At this time of the year, the natural food supply is at its peak. Large numbers of young birds have pushed the populations to their highest level. This combination creates interesting and active birdwatching.

Birds are habitat-specific. Walking the edge where two or more habitat types come together allows birders to see more different species than if they birded only one habitat type.

Shorebirds inhabit tidelands. Hawks hunt over fields. Woodpeckers are attracted to a forest’s trees. Places where all three meet one another attracts the greater variety.

Boardwalks that wind through thick trees or snake along the edge of a meadow create excellent “edge” walks. Several communities in West Sound country have created these in local parks.

These areas make it easy to combine various habitat types and see a variety of birds. Poulsbo and Silverdale have good “edge” walks on Liberty Bay and Fish Park as well as the Clear Creek Trail. One of the most popular walks is through the Theler Wetlands in Belfair.

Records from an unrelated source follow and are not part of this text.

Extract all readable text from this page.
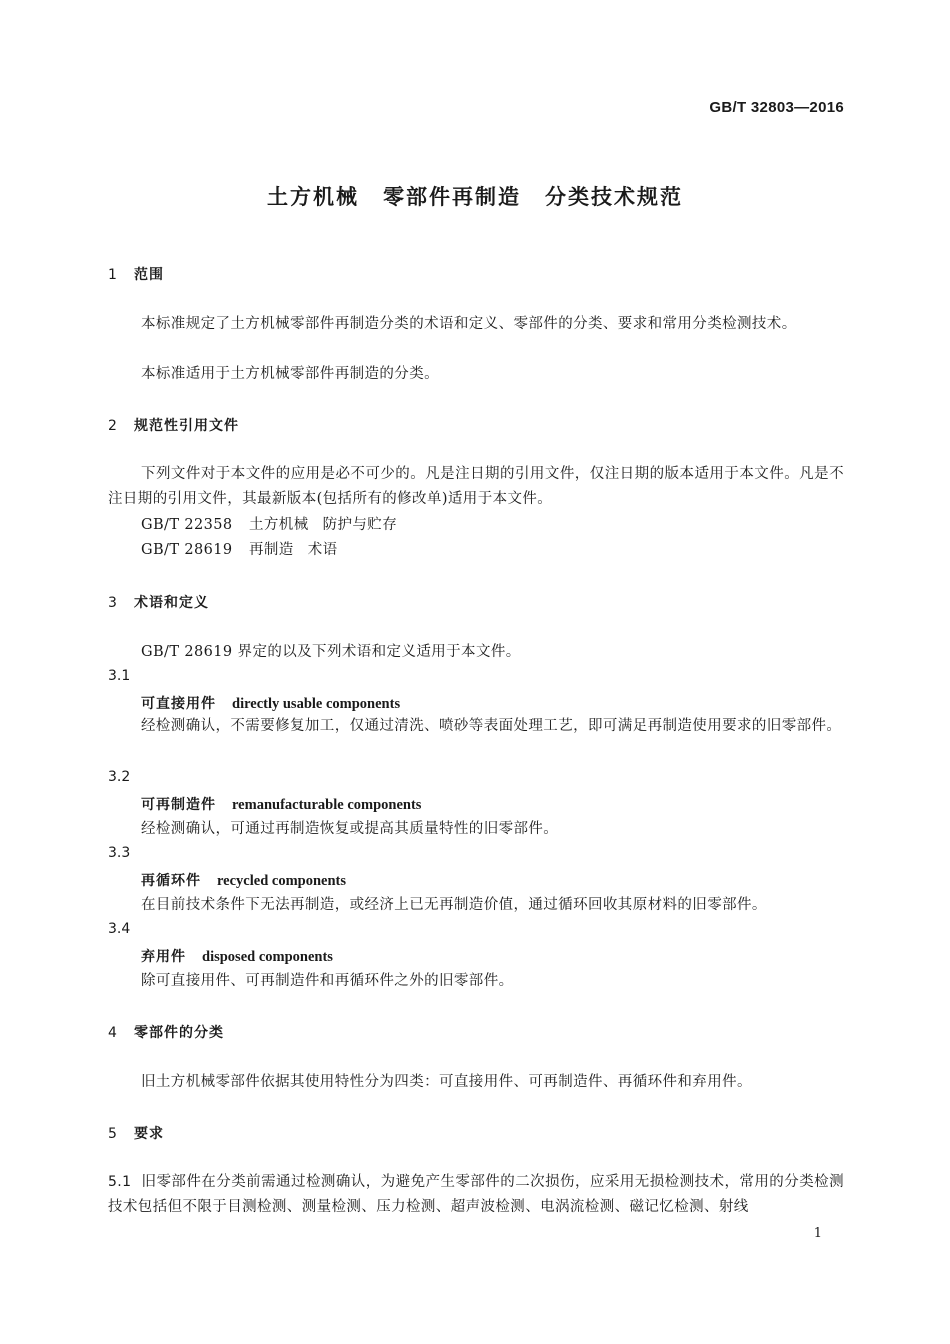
GB/T 32803—2016
土方机械 零部件再制造 分类技术规范
1 范围
本标准规定了土方机械零部件再制造分类的术语和定义、零部件的分类、要求和常用分类检测技术。
本标准适用于土方机械零部件再制造的分类。
2 规范性引用文件
下列文件对于本文件的应用是必不可少的。凡是注日期的引用文件，仅注日期的版本适用于本文件。凡是不注日期的引用文件，其最新版本(包括所有的修改单)适用于本文件。
GB/T 22358 土方机械 防护与贮存
GB/T 28619 再制造 术语
3 术语和定义
GB/T 28619 界定的以及下列术语和定义适用于本文件。
3.1
可直接用件 directly usable components
经检测确认，不需要修复加工，仅通过清洗、喷砂等表面处理工艺，即可满足再制造使用要求的旧零部件。
3.2
可再制造件 remanufacturable components
经检测确认，可通过再制造恢复或提高其质量特性的旧零部件。
3.3
再循环件 recycled components
在目前技术条件下无法再制造，或经济上已无再制造价值，通过循环回收其原材料的旧零部件。
3.4
弃用件 disposed components
除可直接用件、可再制造件和再循环件之外的旧零部件。
4 零部件的分类
旧土方机械零部件依据其使用特性分为四类：可直接用件、可再制造件、再循环件和弃用件。
5 要求
5.1 旧零部件在分类前需通过检测确认，为避免产生零部件的二次损伤，应采用无损检测技术，常用的分类检测技术包括但不限于目测检测、测量检测、压力检测、超声波检测、电涡流检测、磁记忆检测、射线
1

Theler’s walk begins on a boardwalk through a boggy forest where skunk cabbage and ferns grow under the trees. Winter wrens and woodpeckers are found in this habitat. Where the walk breaks into the open, manmade ponds and a vast, grassy estuary introduce more habitat types. Red-winged blackbirds, various ducks and grebes are found in the ponds.

The boardwalk changes to a path along a dike where pasture is on one side and the Union River flows into the estuary on the other. Mergansers and cormorants fish the river. Kingfishers and osprey also fish this area.

The brush and deciduous trees found along this dike walk attract cedar waxwings, house finches, purple finches and goldfinches as well as towhees, song sparrows, warblers, bushtits and flycatchers.

Ducks and geese feed in the pasturelands and a variety of swallows hunt over them and over the marshlands. Migrating turkey vultures use this route during migration and along with red-tailed hawks, join the eagles in the sky over the preserve.

Excellent “edge” walks can be found throughout the West Sound. It is worth taking the time to explore them at this time of the year. Good weather, an abundance of natural food and a bird population at its peak make this the best time to walk the edge.